Domestic team information
- 1919: Sussex

Career statistics
| Competition | First-class |
| Matches | 1 |
| Runs scored | 24 |
| Batting average | 12.00 |
| 100s/50s | –/– |
| Top score | 24 |
| Balls bowled | – |
| Wickets | – |
| Bowling average | – |
| 5 wickets in innings | – |
| 10 wickets in match | – |
| Best bowling | – |
| Catches/stumpings | –/– |
- Source: Cricinfo, 12 February 2012

= Robert Minton (cricketer) =

English cricketer

Robert Samuel Minton (4 January 1899 - 3 August 1928) was an English cricketer. Minton's batting style is unknown. He was born at Kensington, London, and was educated at Brighton College.

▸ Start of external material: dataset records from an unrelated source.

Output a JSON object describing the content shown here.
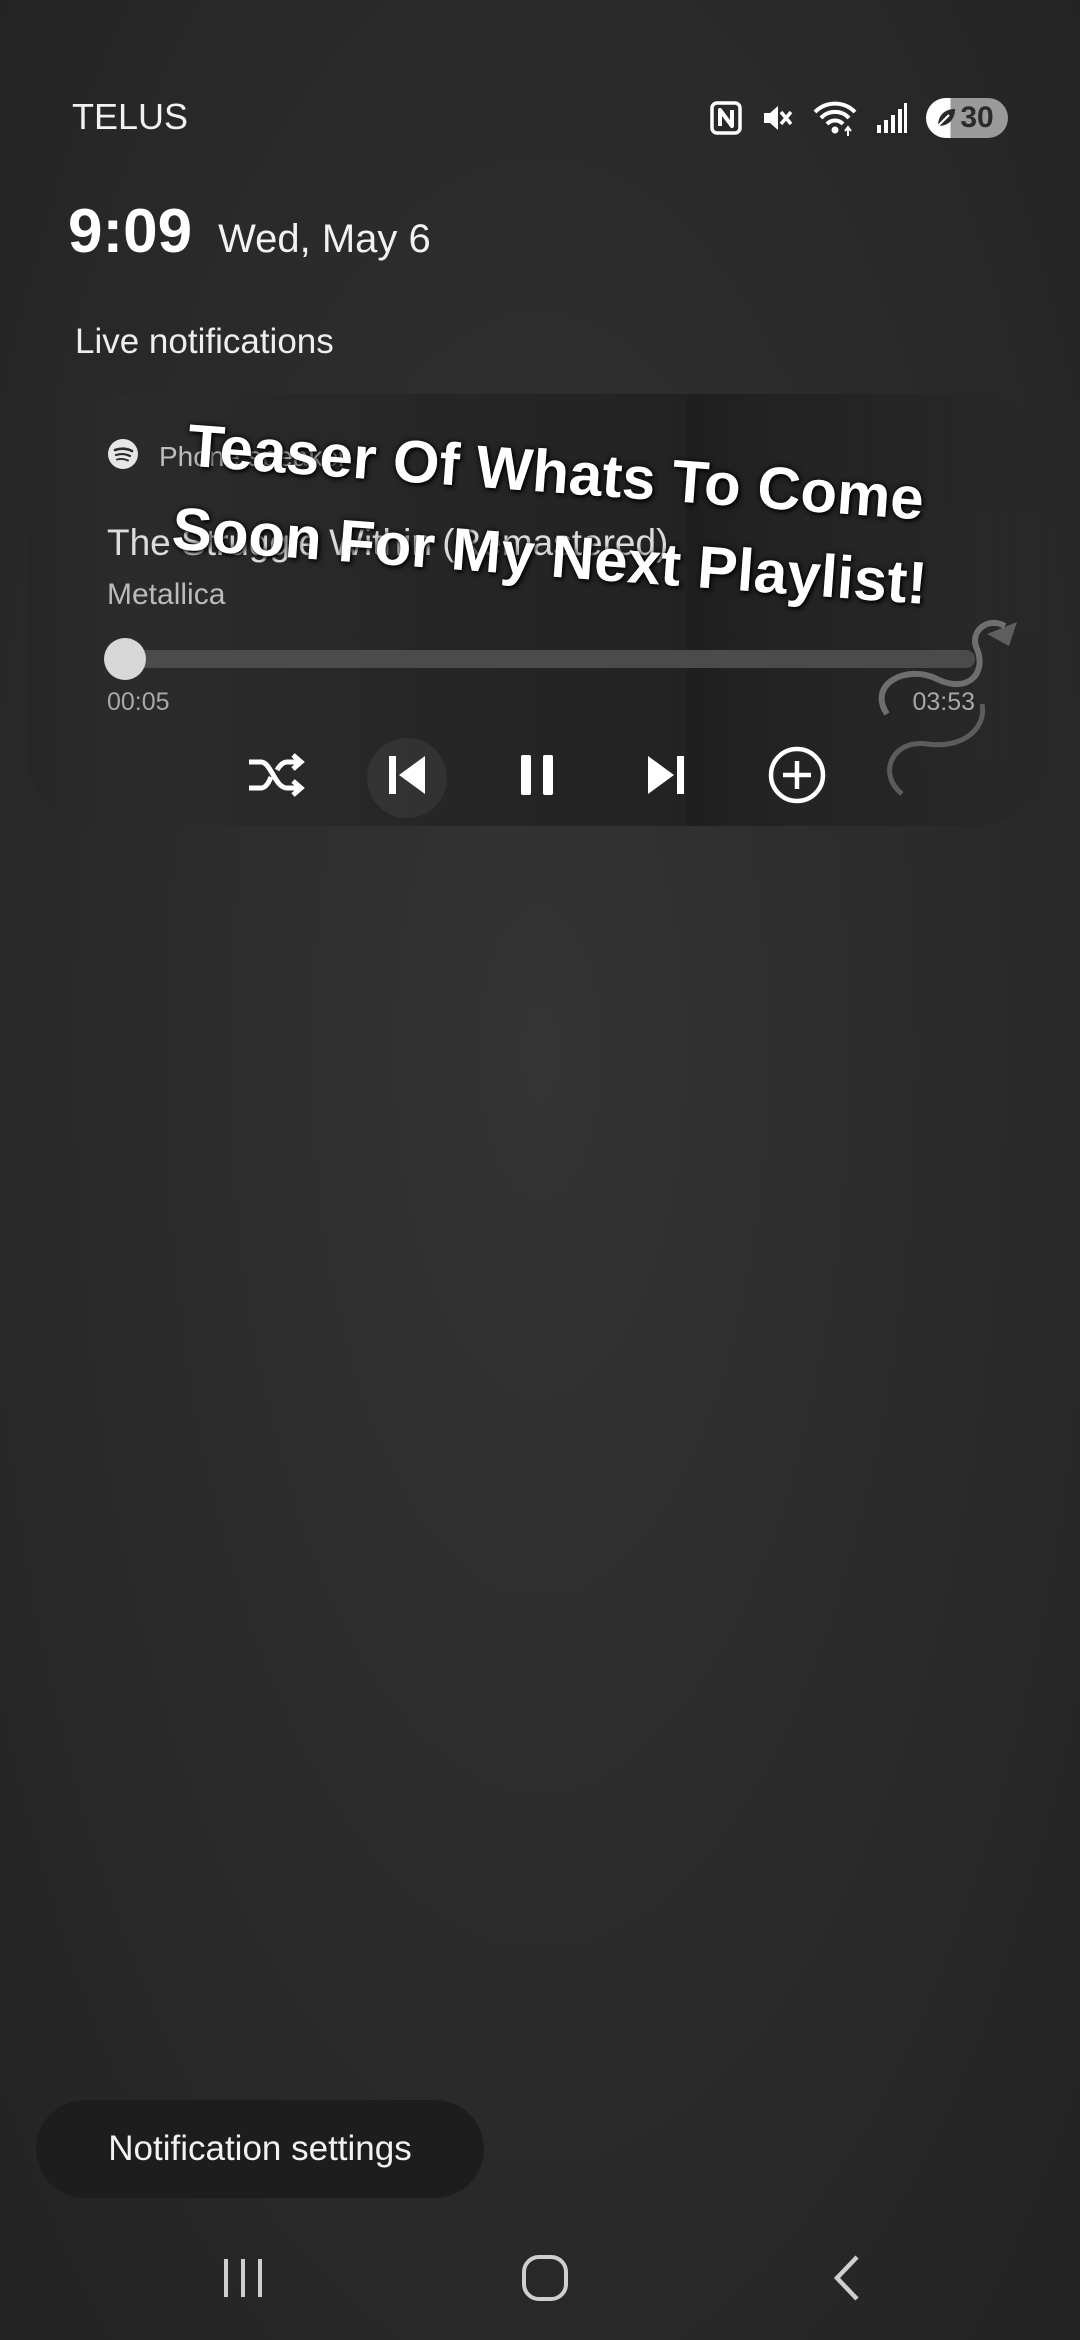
{
  "status_bar": {
    "carrier": "TELUS",
    "battery_level": "30",
    "icons": [
      "nfc-icon",
      "mute-icon",
      "wifi-icon",
      "signal-icon",
      "battery-saver-icon"
    ]
  },
  "lockscreen": {
    "time": "9:09",
    "date": "Wed, May 6"
  },
  "live_notifications": {
    "title": "Live notifications"
  },
  "media_player": {
    "app_icon": "spotify-icon",
    "source": "Phone speaker",
    "track_title": "The Struggle Within (Remastered)",
    "artist": "Metallica",
    "elapsed": "00:05",
    "duration": "03:53",
    "progress_fraction": 0.021,
    "controls": [
      "shuffle-icon",
      "previous-icon",
      "pause-icon",
      "next-icon",
      "add-icon"
    ]
  },
  "overlay_caption": {
    "line1": "Teaser Of Whats To Come",
    "line2": "Soon For My Next Playlist!"
  },
  "notification_settings": {
    "label": "Notification settings"
  },
  "nav_bar": {
    "icons": [
      "recents-icon",
      "home-icon",
      "back-icon"
    ]
  }
}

Minton made a single first-class appearance for Sussex against Northamptonshire at the County Ground, Northampton, in the 1919 County Championship. Northamptonshire won the toss and elected to bat first, posting a total of 410. In reply, Sussex could only manage 125, with Minton making 24 runs before he was dismissed by Albert Wright. His score was the second highest individual score in Sussex's innings. Forced to follow-on, Sussex improved in their second-innings to make 365, though Minton himself was dismissed without scoring by William Wells. Northamptonshire went on to win the match by 8 wickets, in what was Minton's only major appearance for Sussex.

He committed suicide near Three Bridges in Sussex on 3 August 1928, having thrown himself from the first-class compartment of a train on the Brighton Main Line. He had up to that point been employed as a police constable.